Exploratory data analysis

There are generally two ways to explore the dataset in a semi-automatic way:

  • using Evaluator on a raw dataset from crypto API mining.

  • using Automatic exploratory analysis on prepared (train) dataset from feature engineering step of data preparation pipeline These two ways are outlined below.

Evaluator

Some useful information can be explored from the dataset using Evaluator. Evaluator can be used as an API inside own notebooks/scripts.

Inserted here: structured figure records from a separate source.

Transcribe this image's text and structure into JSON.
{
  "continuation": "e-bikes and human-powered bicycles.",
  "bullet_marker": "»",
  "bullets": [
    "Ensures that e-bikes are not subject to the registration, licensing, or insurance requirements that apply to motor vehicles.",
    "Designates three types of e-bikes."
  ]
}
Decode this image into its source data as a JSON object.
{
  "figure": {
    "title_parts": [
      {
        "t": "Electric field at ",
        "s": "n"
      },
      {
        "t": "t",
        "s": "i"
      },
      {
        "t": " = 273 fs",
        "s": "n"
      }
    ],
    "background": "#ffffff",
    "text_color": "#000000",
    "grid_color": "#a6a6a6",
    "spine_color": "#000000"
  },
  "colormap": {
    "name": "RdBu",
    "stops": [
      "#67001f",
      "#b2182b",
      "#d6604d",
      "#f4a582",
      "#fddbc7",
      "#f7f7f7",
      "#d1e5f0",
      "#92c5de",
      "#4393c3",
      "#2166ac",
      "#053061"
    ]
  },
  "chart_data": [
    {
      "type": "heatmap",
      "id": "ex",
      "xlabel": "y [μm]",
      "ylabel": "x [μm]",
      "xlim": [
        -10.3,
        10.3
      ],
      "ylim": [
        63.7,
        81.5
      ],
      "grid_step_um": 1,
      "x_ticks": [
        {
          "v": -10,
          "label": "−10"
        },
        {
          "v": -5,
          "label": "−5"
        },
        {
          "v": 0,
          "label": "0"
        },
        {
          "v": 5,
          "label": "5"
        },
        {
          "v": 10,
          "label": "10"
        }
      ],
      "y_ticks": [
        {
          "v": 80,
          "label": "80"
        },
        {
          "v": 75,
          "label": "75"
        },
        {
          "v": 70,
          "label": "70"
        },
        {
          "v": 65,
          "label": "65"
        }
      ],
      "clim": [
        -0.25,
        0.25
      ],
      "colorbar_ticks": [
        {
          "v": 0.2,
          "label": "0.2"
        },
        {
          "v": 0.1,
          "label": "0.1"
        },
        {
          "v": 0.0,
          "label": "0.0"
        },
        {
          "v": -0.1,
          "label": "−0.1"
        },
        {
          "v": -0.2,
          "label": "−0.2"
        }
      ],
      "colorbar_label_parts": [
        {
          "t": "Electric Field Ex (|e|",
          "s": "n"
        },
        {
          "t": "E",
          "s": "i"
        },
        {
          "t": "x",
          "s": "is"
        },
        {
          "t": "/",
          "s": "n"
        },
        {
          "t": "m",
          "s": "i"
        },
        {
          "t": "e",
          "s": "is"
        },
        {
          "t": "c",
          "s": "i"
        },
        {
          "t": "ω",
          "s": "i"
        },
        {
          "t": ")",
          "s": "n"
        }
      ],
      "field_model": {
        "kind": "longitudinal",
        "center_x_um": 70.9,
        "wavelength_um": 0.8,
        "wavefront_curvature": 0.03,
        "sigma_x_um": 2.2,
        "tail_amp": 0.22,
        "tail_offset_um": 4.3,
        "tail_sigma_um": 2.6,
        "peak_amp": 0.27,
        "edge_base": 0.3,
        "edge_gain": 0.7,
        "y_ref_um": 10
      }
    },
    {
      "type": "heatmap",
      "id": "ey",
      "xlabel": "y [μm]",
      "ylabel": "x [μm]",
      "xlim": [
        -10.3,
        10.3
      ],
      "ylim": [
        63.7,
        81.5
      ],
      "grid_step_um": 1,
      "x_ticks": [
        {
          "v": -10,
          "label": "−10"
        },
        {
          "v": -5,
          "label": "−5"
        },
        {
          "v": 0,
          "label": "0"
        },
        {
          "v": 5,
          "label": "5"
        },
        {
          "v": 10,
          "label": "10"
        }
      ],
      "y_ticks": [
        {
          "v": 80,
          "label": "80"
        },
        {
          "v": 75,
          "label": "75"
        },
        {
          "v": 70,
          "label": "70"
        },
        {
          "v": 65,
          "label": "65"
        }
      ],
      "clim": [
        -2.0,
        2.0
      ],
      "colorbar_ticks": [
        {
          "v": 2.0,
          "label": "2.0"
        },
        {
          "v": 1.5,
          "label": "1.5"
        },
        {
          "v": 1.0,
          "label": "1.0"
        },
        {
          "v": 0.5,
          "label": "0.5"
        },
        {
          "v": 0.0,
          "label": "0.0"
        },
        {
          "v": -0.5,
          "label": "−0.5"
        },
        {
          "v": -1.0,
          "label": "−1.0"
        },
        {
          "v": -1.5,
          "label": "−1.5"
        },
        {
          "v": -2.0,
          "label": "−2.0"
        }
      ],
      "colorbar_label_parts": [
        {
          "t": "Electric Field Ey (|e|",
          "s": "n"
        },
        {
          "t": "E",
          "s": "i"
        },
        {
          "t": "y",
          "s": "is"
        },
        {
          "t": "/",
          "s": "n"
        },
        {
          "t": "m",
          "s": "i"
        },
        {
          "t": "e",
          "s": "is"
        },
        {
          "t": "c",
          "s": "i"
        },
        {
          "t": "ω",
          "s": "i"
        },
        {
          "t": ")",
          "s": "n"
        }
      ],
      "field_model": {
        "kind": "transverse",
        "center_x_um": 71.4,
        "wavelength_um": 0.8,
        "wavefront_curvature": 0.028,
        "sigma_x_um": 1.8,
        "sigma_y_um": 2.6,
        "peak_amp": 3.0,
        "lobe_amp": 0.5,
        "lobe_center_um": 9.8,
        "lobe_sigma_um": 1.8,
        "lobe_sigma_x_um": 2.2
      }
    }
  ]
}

Even though the evaluator can use raw dataset, it is actually preferred to clean the dataset using data preparation pipeline. For this reason there is available explore_template.ipynb which deals with cleaning before using evaluator and all needed configuration can be set up in constants in the first cell. For examples of executed exploratory noteeboks see:

However, these notebooks (but also evaluator) expect a single records.json file. If there are multiple records.json files, for example per year, it can be useful to merge them together. For this reason there is a simple utility in the repository, merge_jsons.py.

Automatic exploratory analysis

Automatic exploratory analysis is performed using pandas-profiling library. Our wrapper around this library, cli_automatically_explore.py can be used with specified input .csv file and output path where to store the report.

The input file should contain features after feature engineering. Please note that feature scaling and feature selection are not needed here. Generating the report for the whole dataset can be very time-consuming, so, there are two ways to deal with this:

  • use minimal mode by specifying --minimal_mode flag – this mode does not calculate some information, for example correlation between all features

  • use sample size by specifying --sample_size, which is by default 10 000 When minimal mode is used then sample size is completely ignored.